Per commemorare il Santissimo
Nome di Maria, rilancio questo contributo tratto da Chiesa e post concilio.
Silvio Brachetta. Il
profeta disarmato della misericordia divina che difese la libertà e l’unità
dell’Europa cristiana
La festa di oggi, che
celebra il Santissimo Nome di Maria, fu estesa alla chiesa universale dal Beato
Innocenzo XI in ringraziamento per la vittoria di Vienna del 1683: la
sconfitta dei Turchi musulmani che minacciavano l’Europa cristiana.
Oltre al Beato Marco
d’Aviano, protagonista dell’epico evento, va ricordato anche il paziente e
decisivo lavoro diplomatico di Innocenzo XI nel formare una coalizione di stati
cattolici capaci di sventare il pericolo musulmano. Egli sognava addirittura di
riconquistare Costantinopoli, attraverso un’ardita alleanza tra europei e
persiani che mai si realizzò. Il papa della crociata contro i turchi fu
beatificato da Pio XII nel 1956: cinquant’anni dopo, nel 2006, Benedetto XVI ha
pregato scalzo nella moschea blu di Istanbul, davanti al “mihrab”, la
nicchia che indica la direzione della Mecca.
Silvio Brachetta, per
ricordare la figura del Beato padre Marco d’Aviano, in questo 12 settembre, ha
scritto un mio articolo per Vita Nuova: Il profeta disarmato della
misericordia divina che difese la libertà e l’unità dell’Europa cristiana. Lo
riportiamo di seguito.
Addì 8 settembre 1676
un quarantacinquenne frate cappuccino varcava il portone del monastero
benedettino di San Prosdocimo, presso Padova. Munito dell’apposita patente di
predicazione, ottenuta per una sua peculiare capacità oratoria, era stato
inviato a tenere il consueto Panegirico dell’Assunta, nella chiesa attigua al
monastero. Non tutte le monache, però, assistettero alla funzione: una di esse
- Vincenza Francesconi - benché desiderosa di ascoltare il padre, si trovava
allettata a causa di un male che la tormentava da tredici anni.
Avvertito del
problema, il cappuccino fece proposito di benedirla, eventualmente nel corso di
una sua visita successiva. Venti giorni dopo eccolo di nuovo a San Prosdocimo,
per un discorso sulla natività di Maria. Questa volta era presente anche
Vincenza, sostenuta dalle consorelle. Al termine della preghiera comunitaria il
frate cercò di confortare l’inferma e le disse di confidare in Dio. Infine la
benedisse, come di solito si fa con i malati. L’attimo dopo tutta l’attenzione
dei presenti fu sulla monaca, che cominciò a gridare: «Sono guarita»! Beh -
disse il frate, più stupito delle benedettine - «se è così come dite, andate su
e giù per quelle scale»! E così avvenne: la Francesconi percorse la rampa di
corsa, nel tripudio generale delle presenti.
Guerriero e
taumaturgo
Non fu un avvenimento
isolato. Da quel giorno questo tal frate - al secolo Carlo Domenico Cristofori
(1631-1699) - acquistò dal Cielo il dono particolare della taumaturgia e con la
semplice benedizione era in grado di ridare la vista ai ciechi o di far
camminare gli storpi. E ciò fu sufficiente ad accrescerne la fama poiché, come
nel caso di Gesù Cristo, le folle sono portate a badare a qualcuno specialmente
nel caso ne ricevano un beneficio personale. Il Cristofori dovette così
accettare, suo malgrado e con grande mortificazione, il potente carisma divino.

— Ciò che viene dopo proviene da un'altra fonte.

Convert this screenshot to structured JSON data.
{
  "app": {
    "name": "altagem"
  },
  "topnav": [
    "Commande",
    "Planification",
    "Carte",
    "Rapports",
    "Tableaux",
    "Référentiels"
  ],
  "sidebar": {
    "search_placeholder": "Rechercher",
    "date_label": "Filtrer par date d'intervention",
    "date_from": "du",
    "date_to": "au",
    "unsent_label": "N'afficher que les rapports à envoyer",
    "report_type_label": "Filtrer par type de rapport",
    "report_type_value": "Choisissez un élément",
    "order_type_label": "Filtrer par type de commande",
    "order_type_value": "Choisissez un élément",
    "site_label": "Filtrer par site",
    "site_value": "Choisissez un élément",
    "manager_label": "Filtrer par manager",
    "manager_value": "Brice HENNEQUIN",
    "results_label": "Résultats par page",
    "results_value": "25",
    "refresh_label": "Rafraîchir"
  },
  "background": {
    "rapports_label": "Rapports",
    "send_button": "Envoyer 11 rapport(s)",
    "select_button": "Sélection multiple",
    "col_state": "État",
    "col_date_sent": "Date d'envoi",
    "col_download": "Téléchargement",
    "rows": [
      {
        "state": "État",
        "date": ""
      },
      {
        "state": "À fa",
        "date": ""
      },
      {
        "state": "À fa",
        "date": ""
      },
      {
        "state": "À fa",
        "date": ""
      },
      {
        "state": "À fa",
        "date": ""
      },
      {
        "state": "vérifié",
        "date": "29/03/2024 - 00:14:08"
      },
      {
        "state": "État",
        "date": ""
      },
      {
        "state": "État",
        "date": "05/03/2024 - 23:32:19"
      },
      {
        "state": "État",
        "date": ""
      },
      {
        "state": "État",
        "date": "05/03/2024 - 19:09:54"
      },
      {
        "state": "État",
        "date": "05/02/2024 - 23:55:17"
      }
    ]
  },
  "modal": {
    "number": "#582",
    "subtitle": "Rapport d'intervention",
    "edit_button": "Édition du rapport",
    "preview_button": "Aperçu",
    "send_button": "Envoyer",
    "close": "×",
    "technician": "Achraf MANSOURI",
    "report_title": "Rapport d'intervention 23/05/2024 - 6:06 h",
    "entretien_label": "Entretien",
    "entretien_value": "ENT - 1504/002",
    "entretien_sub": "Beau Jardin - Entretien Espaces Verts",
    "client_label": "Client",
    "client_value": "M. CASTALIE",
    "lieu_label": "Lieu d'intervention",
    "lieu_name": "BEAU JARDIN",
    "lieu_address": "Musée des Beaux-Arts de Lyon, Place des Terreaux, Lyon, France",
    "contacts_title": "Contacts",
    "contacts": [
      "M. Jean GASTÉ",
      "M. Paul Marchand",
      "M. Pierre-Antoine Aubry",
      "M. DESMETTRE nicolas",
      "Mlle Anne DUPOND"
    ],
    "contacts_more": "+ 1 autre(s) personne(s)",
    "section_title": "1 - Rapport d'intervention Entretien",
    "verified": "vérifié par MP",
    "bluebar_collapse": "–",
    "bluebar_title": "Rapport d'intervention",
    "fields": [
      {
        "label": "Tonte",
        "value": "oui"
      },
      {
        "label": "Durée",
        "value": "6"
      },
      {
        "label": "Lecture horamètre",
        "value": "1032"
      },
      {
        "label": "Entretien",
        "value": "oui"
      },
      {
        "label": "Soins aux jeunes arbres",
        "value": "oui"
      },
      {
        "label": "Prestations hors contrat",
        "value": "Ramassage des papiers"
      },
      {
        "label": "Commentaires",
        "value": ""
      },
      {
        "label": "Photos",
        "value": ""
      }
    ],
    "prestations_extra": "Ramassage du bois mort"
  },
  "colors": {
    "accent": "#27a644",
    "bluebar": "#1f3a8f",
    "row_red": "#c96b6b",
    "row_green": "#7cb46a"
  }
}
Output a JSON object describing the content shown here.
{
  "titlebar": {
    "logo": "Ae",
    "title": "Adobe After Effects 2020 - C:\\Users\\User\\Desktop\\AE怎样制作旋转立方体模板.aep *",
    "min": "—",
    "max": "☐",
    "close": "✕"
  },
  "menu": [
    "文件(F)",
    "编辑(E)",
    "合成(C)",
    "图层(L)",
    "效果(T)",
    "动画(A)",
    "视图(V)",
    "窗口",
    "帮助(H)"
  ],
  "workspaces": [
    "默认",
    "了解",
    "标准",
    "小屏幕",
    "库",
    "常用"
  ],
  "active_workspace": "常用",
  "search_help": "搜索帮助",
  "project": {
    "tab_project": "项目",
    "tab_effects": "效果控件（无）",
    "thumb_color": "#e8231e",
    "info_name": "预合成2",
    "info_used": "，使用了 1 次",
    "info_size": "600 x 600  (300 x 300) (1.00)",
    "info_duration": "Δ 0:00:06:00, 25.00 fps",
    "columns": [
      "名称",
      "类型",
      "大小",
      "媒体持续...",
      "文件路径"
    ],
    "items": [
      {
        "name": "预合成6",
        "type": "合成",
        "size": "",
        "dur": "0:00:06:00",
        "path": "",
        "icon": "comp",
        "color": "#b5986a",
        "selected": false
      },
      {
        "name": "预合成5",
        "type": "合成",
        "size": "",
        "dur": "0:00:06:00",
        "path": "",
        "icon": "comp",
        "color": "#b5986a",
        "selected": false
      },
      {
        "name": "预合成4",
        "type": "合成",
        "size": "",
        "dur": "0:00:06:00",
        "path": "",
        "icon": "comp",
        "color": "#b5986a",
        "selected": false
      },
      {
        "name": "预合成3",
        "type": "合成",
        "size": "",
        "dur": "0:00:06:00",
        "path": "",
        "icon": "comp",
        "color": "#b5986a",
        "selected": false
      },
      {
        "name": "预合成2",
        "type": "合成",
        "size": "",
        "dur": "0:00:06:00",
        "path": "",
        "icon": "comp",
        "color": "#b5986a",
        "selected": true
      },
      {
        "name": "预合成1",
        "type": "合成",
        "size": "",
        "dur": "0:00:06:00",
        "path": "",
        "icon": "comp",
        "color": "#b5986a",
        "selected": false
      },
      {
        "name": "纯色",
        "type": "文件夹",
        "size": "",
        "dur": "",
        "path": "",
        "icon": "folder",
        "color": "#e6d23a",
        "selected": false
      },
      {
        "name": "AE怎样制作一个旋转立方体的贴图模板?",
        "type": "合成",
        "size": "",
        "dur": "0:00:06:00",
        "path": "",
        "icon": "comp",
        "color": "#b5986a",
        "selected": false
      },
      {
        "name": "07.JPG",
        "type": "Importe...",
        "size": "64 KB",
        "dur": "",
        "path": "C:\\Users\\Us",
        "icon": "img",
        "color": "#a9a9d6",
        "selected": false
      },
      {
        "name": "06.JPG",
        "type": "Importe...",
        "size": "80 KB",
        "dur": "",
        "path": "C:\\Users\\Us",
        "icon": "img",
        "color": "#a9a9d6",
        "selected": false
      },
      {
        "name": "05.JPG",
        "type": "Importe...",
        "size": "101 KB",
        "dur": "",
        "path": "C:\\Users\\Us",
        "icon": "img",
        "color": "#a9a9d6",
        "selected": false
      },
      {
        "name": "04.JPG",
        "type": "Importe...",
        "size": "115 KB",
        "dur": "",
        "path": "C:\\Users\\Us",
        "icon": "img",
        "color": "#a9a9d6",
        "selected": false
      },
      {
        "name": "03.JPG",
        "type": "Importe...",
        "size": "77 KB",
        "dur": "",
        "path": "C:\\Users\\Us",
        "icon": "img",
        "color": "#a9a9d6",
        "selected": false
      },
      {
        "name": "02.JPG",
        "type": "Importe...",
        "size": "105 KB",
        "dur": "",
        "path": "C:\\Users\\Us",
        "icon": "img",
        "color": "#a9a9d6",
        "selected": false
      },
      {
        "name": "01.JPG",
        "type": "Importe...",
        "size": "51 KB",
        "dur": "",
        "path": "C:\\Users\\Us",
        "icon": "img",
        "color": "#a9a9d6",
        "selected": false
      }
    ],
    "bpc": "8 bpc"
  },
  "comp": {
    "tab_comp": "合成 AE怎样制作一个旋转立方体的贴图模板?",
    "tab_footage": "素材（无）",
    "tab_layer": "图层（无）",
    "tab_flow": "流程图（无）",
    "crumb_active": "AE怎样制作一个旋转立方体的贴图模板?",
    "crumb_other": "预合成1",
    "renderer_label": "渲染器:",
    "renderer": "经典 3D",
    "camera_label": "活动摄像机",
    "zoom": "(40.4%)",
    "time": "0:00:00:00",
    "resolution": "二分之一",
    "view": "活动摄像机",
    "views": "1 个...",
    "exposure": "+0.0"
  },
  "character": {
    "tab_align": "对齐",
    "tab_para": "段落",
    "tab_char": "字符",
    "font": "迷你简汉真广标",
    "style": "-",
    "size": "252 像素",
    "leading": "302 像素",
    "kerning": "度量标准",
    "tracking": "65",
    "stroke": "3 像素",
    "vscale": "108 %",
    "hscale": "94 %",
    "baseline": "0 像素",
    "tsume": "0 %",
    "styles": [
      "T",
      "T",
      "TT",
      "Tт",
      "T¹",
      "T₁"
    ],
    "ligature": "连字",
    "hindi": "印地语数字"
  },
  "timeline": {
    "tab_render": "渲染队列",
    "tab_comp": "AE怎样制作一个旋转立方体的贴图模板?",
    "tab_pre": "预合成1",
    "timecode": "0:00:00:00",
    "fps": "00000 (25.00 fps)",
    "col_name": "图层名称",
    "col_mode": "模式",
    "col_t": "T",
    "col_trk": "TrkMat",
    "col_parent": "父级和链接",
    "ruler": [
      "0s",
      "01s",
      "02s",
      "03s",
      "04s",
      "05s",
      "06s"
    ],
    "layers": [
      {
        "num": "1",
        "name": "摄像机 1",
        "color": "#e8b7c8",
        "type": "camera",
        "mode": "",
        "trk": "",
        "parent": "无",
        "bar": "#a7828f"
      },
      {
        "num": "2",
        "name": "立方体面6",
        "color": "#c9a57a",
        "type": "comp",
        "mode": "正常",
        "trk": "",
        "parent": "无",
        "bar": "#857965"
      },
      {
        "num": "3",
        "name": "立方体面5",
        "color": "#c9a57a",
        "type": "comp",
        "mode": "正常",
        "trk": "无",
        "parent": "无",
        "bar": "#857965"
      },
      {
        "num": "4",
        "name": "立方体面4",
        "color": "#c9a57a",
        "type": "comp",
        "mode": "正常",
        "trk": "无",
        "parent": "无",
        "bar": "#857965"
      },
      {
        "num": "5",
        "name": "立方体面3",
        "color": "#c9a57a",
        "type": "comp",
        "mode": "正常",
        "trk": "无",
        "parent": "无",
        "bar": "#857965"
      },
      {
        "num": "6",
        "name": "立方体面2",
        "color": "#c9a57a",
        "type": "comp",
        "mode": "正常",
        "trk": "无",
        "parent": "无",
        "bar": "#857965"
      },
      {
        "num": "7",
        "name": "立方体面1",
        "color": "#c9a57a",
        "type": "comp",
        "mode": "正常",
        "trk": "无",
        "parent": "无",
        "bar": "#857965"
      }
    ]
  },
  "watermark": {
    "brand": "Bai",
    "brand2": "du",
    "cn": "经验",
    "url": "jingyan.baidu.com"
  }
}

Se ne fece una ragione, perché sapeva bene che Dio elargisce i sui doni e
manifesta la sua volontà a chi vuole, quando vuole e come vuole, senza dover
per questo preavvisare o rendere conto all’uomo di alcunché.
Nato a Villotta,
presso la città friulana di Aviano, Carlo Domenico Cristofori risentì
fortemente del «clima epico determinato dalla guerra di Candia [Creta],
combattuta in quegli anni tra la Repubblica di Venezia e l’Impero Ottomano»
(dalla scheda sul beato, sito del Vaticano). Abbandonò quindi il collegio dei
Gesuiti di Gorizia dove, adolescente, frequentava gli studi primari e si
diresse verso Capodistria, «disposto a dare anche il suo sangue per la difesa
della fede», contro i turchi (ibid.). Durante la breve permanenza presso un
convento francescano ebbe modo, però, di maturare la propria vocazione,
orientando il suo desiderio di martirio verso la vita religiosa e l’apostolato.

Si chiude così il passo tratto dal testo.